Some pastoral guidance

Some valuable pastoral orientation for migration comes every year in the Holy Father’s Messages for the World Day of Migrants and Refugees. On the list you will note the many pastoral reflections that Pope John Paul II has shared with the whole world. Our experience is that these messages are greatly appreciated by the various Episcopal Conferences throughout the world. Today, when bishops and their Commissions for Migration take positions that go contrary to popularist perceptions of migration, promoted by the media and the politicians, the Messages have often been a support for pastors in their serious efforts to discern the sign of the times. They deal with the Church and refugees, often with themes related to your seminar this week (internationality and inculturation), pastoral care, the issue of irregular migrations,  the identity and the dignity of the individual migrant, the family in migration, the problem of proselytism and migrants, and migrant women.

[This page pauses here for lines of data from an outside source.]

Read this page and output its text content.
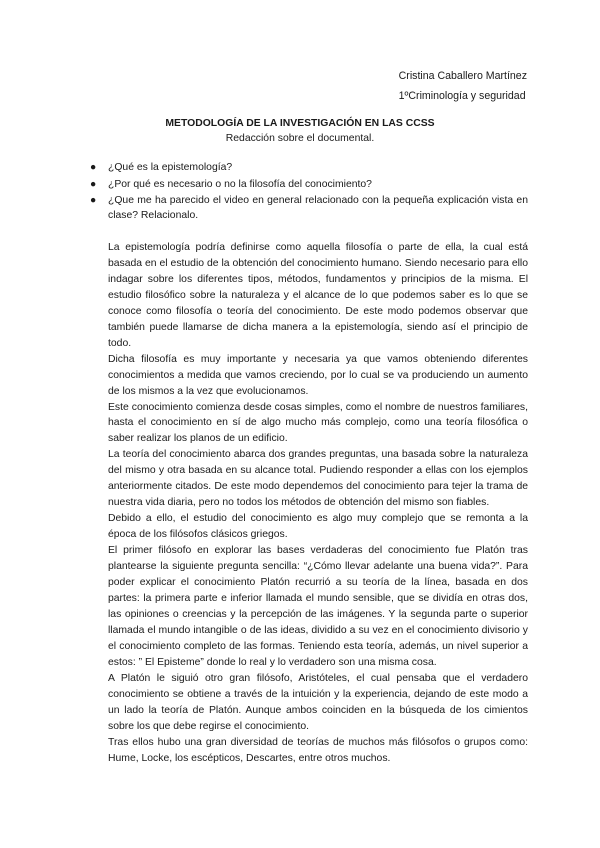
Cristina Caballero Martínez
1ºCriminología y seguridad
METODOLOGÍA DE LA INVESTIGACIÓN EN LAS CCSS
Redacción sobre el documental.
● ¿Qué es la epistemología?
● ¿Por qué es necesario o no la filosofía del conocimiento?
● ¿Que me ha parecido el video en general relacionado con la pequeña explicación vista en clase? Relacionalo.

La epistemología podría definirse como aquella filosofía o parte de ella, la cual está basada en el estudio de la obtención del conocimiento humano. Siendo necesario para ello indagar sobre los diferentes tipos, métodos, fundamentos y principios de la misma. El estudio filosófico sobre la naturaleza y el alcance de lo que podemos saber es lo que se conoce como filosofía o teoría del conocimiento. De este modo podemos observar que también puede llamarse de dicha manera a la epistemología, siendo así el principio de todo.

Dicha filosofía es muy importante y necesaria ya que vamos obteniendo diferentes conocimientos a medida que vamos creciendo, por lo cual se va produciendo un aumento de los mismos a la vez que evolucionamos.

Este conocimiento comienza desde cosas simples, como el nombre de nuestros familiares, hasta el conocimiento en sí de algo mucho más complejo, como una teoría filosófica o saber realizar los planos de un edificio.

La teoría del conocimiento abarca dos grandes preguntas, una basada sobre la naturaleza del mismo y otra basada en su alcance total. Pudiendo responder a ellas con los ejemplos anteriormente citados. De este modo dependemos del conocimiento para tejer la trama de nuestra vida diaria, pero no todos los métodos de obtención del mismo son fiables.

Debido a ello, el estudio del conocimiento es algo muy complejo que se remonta a la época de los filósofos clásicos griegos.

El primer filósofo en explorar las bases verdaderas del conocimiento fue Platón tras plantearse la siguiente pregunta sencilla: “¿Cómo llevar adelante una buena vida?”. Para poder explicar el conocimiento Platón recurrió a su teoría de la línea, basada en dos partes: la primera parte e inferior llamada el mundo sensible, que se dividía en otras dos, las opiniones o creencias y la percepción de las imágenes. Y la segunda parte o superior llamada el mundo intangible o de las ideas, dividido a su vez en el conocimiento divisorio y el conocimiento completo de las formas. Teniendo esta teoría, además, un nivel superior a estos: ” El Episteme” donde lo real y lo verdadero son una misma cosa.

A Platón le siguió otro gran filósofo, Aristóteles, el cual pensaba que el verdadero conocimiento se obtiene a través de la intuición y la experiencia, dejando de este modo a un lado la teoría de Platón. Aunque ambos coinciden en la búsqueda de los cimientos sobre los que debe regirse el conocimiento.

Tras ellos hubo una gran diversidad de teorías de muchos más filósofos o grupos como: Hume, Locke, los escépticos, Descartes, entre otros muchos.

Let me just offer you a sample of the themes of the most recent messages. For example, the 1997 Message reflects on the question of the missionary dimension of presence among migrants.  In the end we will be judged on love, on the acts of charity we have done to the ‘least’ of our brothers and sisters (cf. Mt 25:31-45) as well as on the courage and fidelity with which we have explicitly witnessed to Christ. This is important for understanding our identity in the world of migration.

The 1998 Message lays strong emphasis on the relation of communities and their pastors to Christ. “For the Christian, acceptance of and solidarity with the stranger are not only a human duty of hospitality, but a precise demand of fidelity itself to Christ's teaching. In this regard, it cites the example of Blessed Giovanni Battista Scalabrini.

The 1999 Message emphasizes the parish, “which etymologically means a house where the guest feels at ease, welcomes all and discriminates against none, for no one there is an outsider” (no. 6).  In that way, parishes contribute to the catholicity of the Church. 

The Message for 2000 is about the "year of the Lord's favor" (cf. Lk 4: 18) and the beginning of a new era of brotherhood and solidarity.  In line with the conversion motif of the Jubilee Year, it notes that “the misunderstandings that foreigners sometimes experience show the urgent need for a transformation of structures and a change of mentality” (no. 1).

The Message for 2001 again takes up the evangelizing mission of the Church with respect to the vast and complex phenomenon of migration and mobility and how the pastoral care of migrants is a way of accomplishing the mission of the Church today.

The Message for 2002 concerns “Migration and Inter-religious Dialogue,” especially the dialogue of life that builds everyday relationships between migrants and hosts of different religions and thus contributes to real peace. The Church is a privileged space where that dialogue can take place.


Finally, we are waiting for the Message for 2003, which will be on the Church, discrimination against migrants, and xenophobia.

All these are rich texts that require time for reflection and prayer, which I warmly recommend to you, as individuals and communities.


These are a few reflections, which I hope will useful for your meeting.  I take the occasion to ask you to continue this contact with our Pontifical Council. We would also be happy to receive a delegation from your Congregation and offer you the possibility of a more in- depth dialogue with the various sectors of the pastoral care of human mobility.

I thank you for what you are doing for the world of human mobility and wish you God’s blessings and the guidance and courage of the Spirit of Jesus Christ.

* Talk to the Mission Secretaries of the Congregation of the Sacred Hearts, Rome, October 23, 2002.

[1]  Pontifical Council for the Pastoral Care of  Migrants and Itinerants, Three 1998 Consultations  for a More Coordinated Pastoral Response of the Church in Africa to the Present Refugee Crisis, Vatican City, 1999, p. 10.

[2] GS 6

[3] Vatican, 4-6 December 1986. See Proceedings in People on the Move, no. 48, July 1987.